In my upcoming book 21st Century Family History, I open the book talking about the stories, stuff, and people that make up family history. This story does have a date in it. The date of my mother's death, though you have to extract it. Notice that her death date does not tell the whole story. There is so much more that needs to be shared so my family will know.

For this and many other reasons, I wrote the book. I want you to discover your family history in a new way. The way that preserves your legacy. Share the happy memories. Share the funny memories, like the one I'll be sharing soon. But also share the heart-wrenching ones. Our family and personal histories need to contain as many sides to our family as we can, so we can learn from them. 
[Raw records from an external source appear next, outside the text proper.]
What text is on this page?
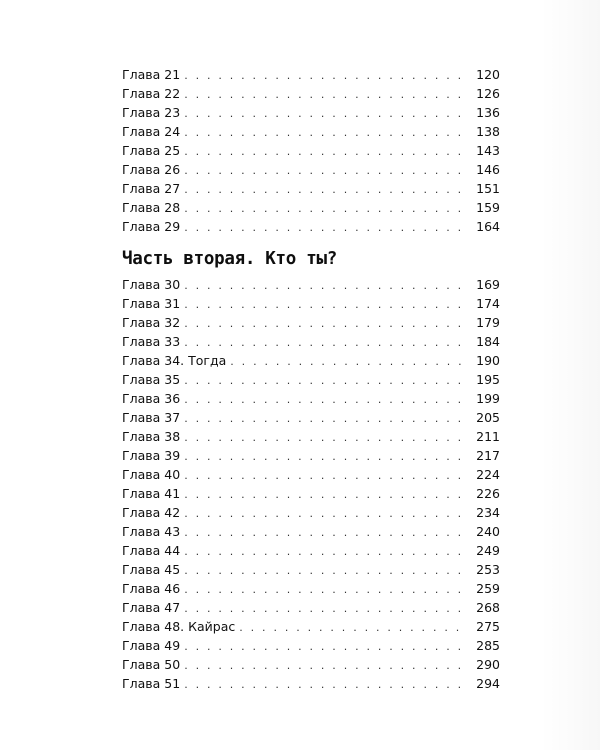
Глава 21 . . .	120
Глава 22 . . .	126
Глава 23 . . .	136
Глава 24 . . .	138
Глава 25 . . .	143
Глава 26 . . .	146
Глава 27 . . .	151
Глава 28 . . .	159
Глава 29 . . .	164
Часть вторая. Кто ты?
Глава 30 . . .	169
Глава 31 . . .	174
Глава 32 . . .	179
Глава 33 . . .	184
Глава 34. Тогда . . .	190
Глава 35 . . .	195
Глава 36 . . .	199
Глава 37 . . .	205
Глава 38 . . .	211
Глава 39 . . .	217
Глава 40 . . .	224
Глава 41 . . .	226
Глава 42 . . .	234
Глава 43 . . .	240
Глава 44 . . .	249
Глава 45 . . .	253
Глава 46 . . .	259
Глава 47 . . .	268
Глава 48. Кайрас . . .	275
Глава 49 . . .	285
Глава 50 . . .	290
Глава 51 . . .	294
When you and your family members start envisioning family history in this light, you will discover a deeper passion for the work. You may not become a full-fledged genealogist who loves archives, cemeteries, and seeking that elusive paper trail. But you will be involved in preserving memories in your own way using your own talent.

Preserve your family history, and let me show you how. Check out my books, at Family History Fanatics.


  1. Life is not about cupcakes, roses, and rainbows all the time. We all have those rough times and those rough patches. They are who make us who we are. The key is to just keep our chin up and our head high. Part of sharing the story is telling the lesson that is learned - passing on to our posterity what we have learned from those that went before us. It might not come right away, but it does come if we let it. That is when I decided to make sure that I recorded everything, even the not so great things. The children needed to know that I loved them no less because I had certain physical ailments or they had certain physical ailments. It is because I loved them that we get through it. Recording the internal struggles for my children will one day show them the strength that made them.

    1. 4guysandme, Thank you for this comment. I agree wholeheartedly. I love the last thing you shared... "Recording the internal struggles for my children will one day show them the strength that made them."